Founder · Career
Why I Left Engineering to Build My Own Companies
There's a specific moment I remember clearly. I was three years into my career, embedded inside one of the largest engineering organizations in the world, and I was debugging a test suite that had been broken for six days. The fix took me forty minutes. I remember thinking: I just spent six days on forty minutes of work. Not because of incompetence — but because of process, hierarchy, and organizational inertia.
That moment didn't make me quit. But it planted a question I couldn't stop asking: what could I build if the only approval I needed was my own?
The engineering years
I spent the better part of five years working across Google, Boeing, and UBS. These weren't junior roles — I was building and owning automation frameworks, CI/CD pipelines, and infrastructure that handled real scale. I worked on the Chrome Web Store ecosystem. I helped validate the migration of Credit Suisse's core rules engine during the UBS acquisition. I built load-testing infrastructure for Boeing's global services platform on AWS.
I was good at it. But I was always more interested in the why behind what I was testing than the test itself. Why does this system exist? Who uses it? What would make it ten times better?
"Engineering teaches you how things break. Founding teaches you how to build things worth breaking."
The idea that wouldn't go away
Mindset started as a personal problem. I was distracted during work — constantly. Not in a casual way, but in a way that was genuinely costing me output. I tried every productivity app available. None of them had teeth. They all had bypass mechanisms, workarounds, exceptions.
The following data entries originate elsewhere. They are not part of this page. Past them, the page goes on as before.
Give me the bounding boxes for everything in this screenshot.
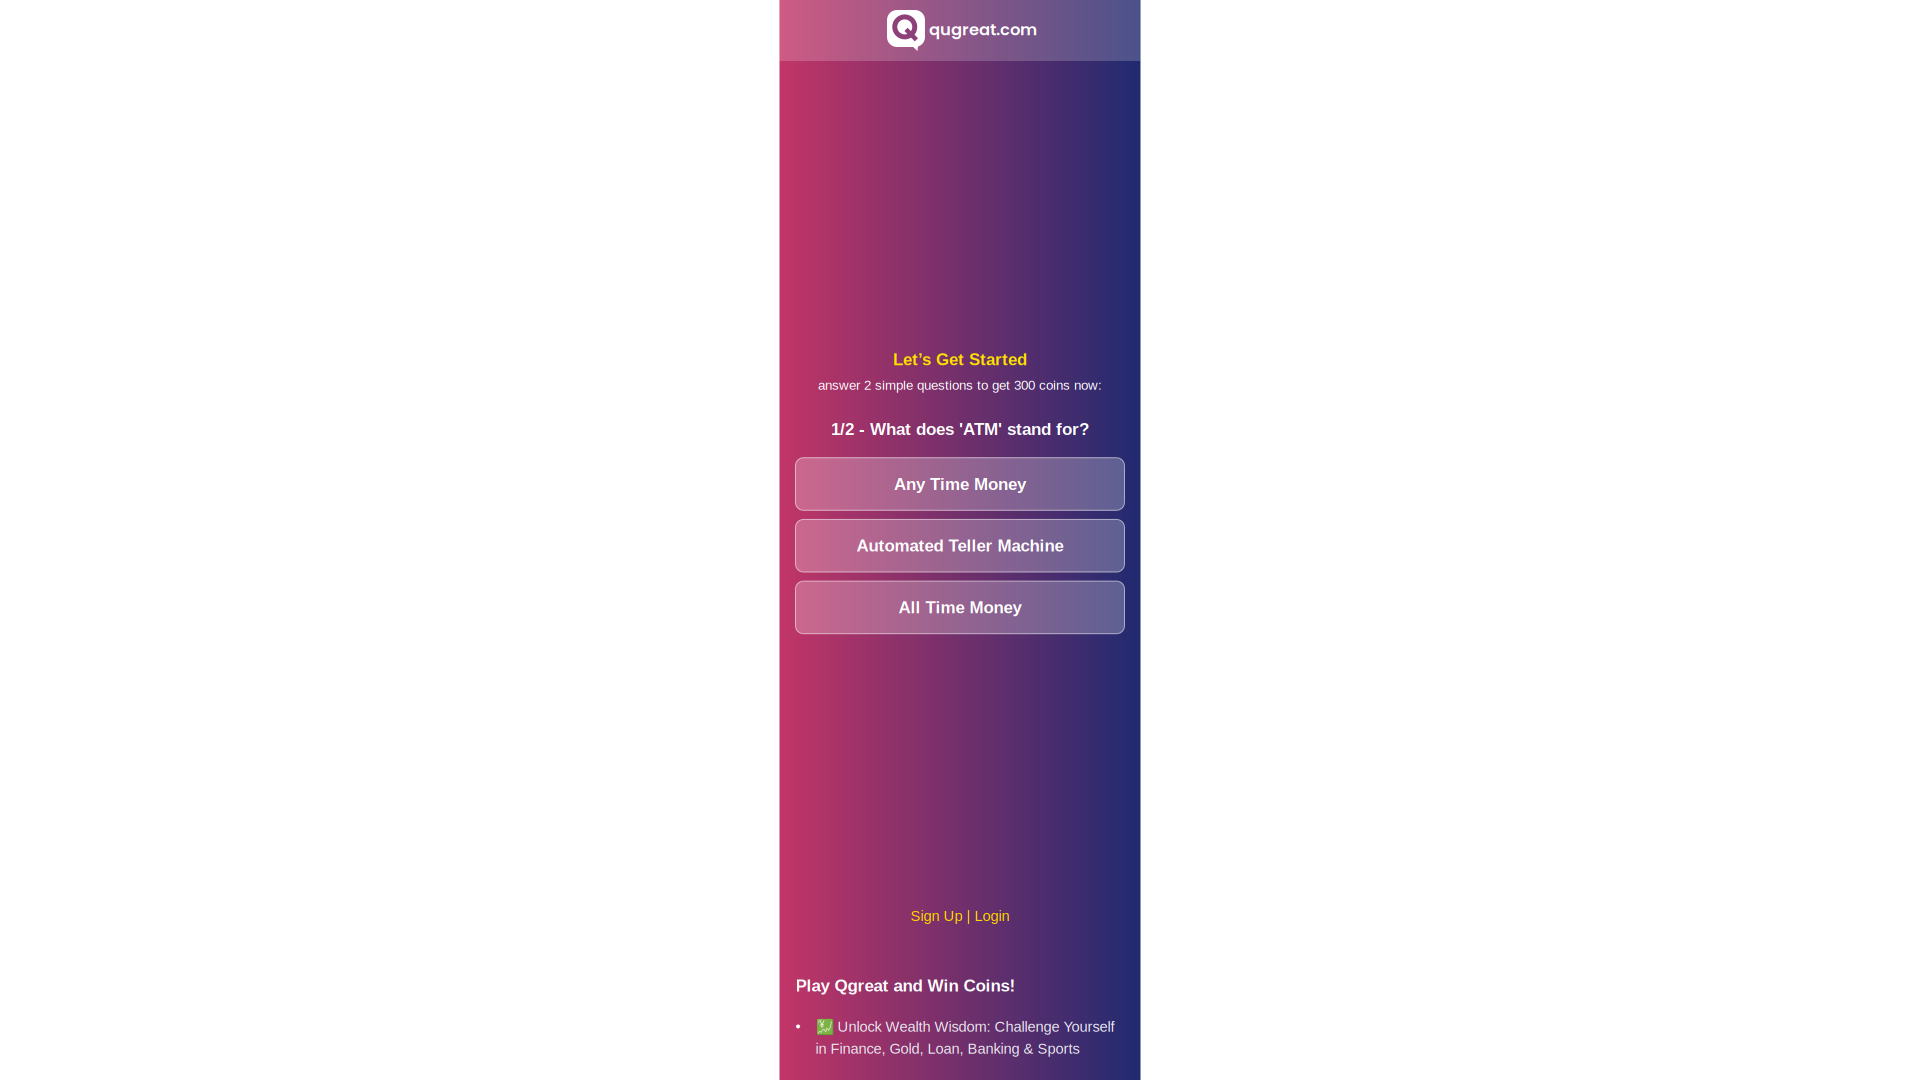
staticText: 1/2 - What does 'ATM' stand for? xyxy=(831,420,1089,439)
button[interactable]: Login xyxy=(974,908,1010,924)
staticText: Any Time Money xyxy=(894,475,1026,494)
staticText: answer 2 simple questions to get 300 coi… xyxy=(818,378,1102,393)
staticText: | xyxy=(962,908,974,924)
staticText: Automated Teller Machine xyxy=(856,536,1064,555)
button[interactable]: qugreat.com xyxy=(780,0,1140,61)
button[interactable]: Sign Up xyxy=(910,908,962,924)
staticText: Login xyxy=(974,908,1010,924)
staticText: Sign Up xyxy=(910,908,962,924)
staticText: qugreat.com xyxy=(929,18,1037,41)
staticText: • xyxy=(796,1018,800,1035)
staticText: Play Qgreat and Win Coins! xyxy=(796,976,1016,995)
staticText: All Time Money xyxy=(898,598,1022,617)
button[interactable]: Automated Teller Machine xyxy=(796,519,1124,572)
staticText: Let’s Get Started xyxy=(893,350,1027,369)
button[interactable]: Any Time Money xyxy=(796,458,1124,510)
button[interactable]: All Time Money xyxy=(796,581,1124,634)
staticText: 💹 Unlock Wealth Wisdom: Challenge Yourse… xyxy=(816,1018,1114,1057)
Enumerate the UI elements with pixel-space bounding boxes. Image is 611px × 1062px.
They were built to be pleasant, not effective.
So I built something with no loopholes. No bypass. No "just five more minutes." Mindset enforces focus like a contract, not a suggestion. The first version was rough. But it worked. And when I showed it to other engineers, the response was immediate: everyone wanted it.
What founding actually feels like
People romanticize the founder life. The reality is messier and more interesting than the narrative. You're the engineer, the strategist, the salesperson, the customer support, and the janitor — sometimes in the same hour. There's no sprint planning, no ticket queue, no on-call rotation. There's just: does this exist yet, and if not, why haven't you built it?
I run multiple companies now — Mindset, Nanopost, Verideks — each one solving a problem I've either lived personally or seen clearly enough to bet on. None of them are accidents. They're all deliberate bets on where AI and human behavior are headed.
The honest version
I didn't leave engineering. I took everything engineering taught me — systems thinking, failure analysis, the discipline of making things reliable under pressure — and applied it to building companies instead of test suites. The skills transferred completely. The mindset required a complete rebuild.
If you're an engineer thinking about founding something: the technical skills are the easy part. The hard part is learning to operate in permanent uncertainty — no requirements document, no acceptance criteria, no definition of done. Just a problem, a hypothesis, and the discipline to keep shipping until you're right.
That's the job. And it's the only one I want.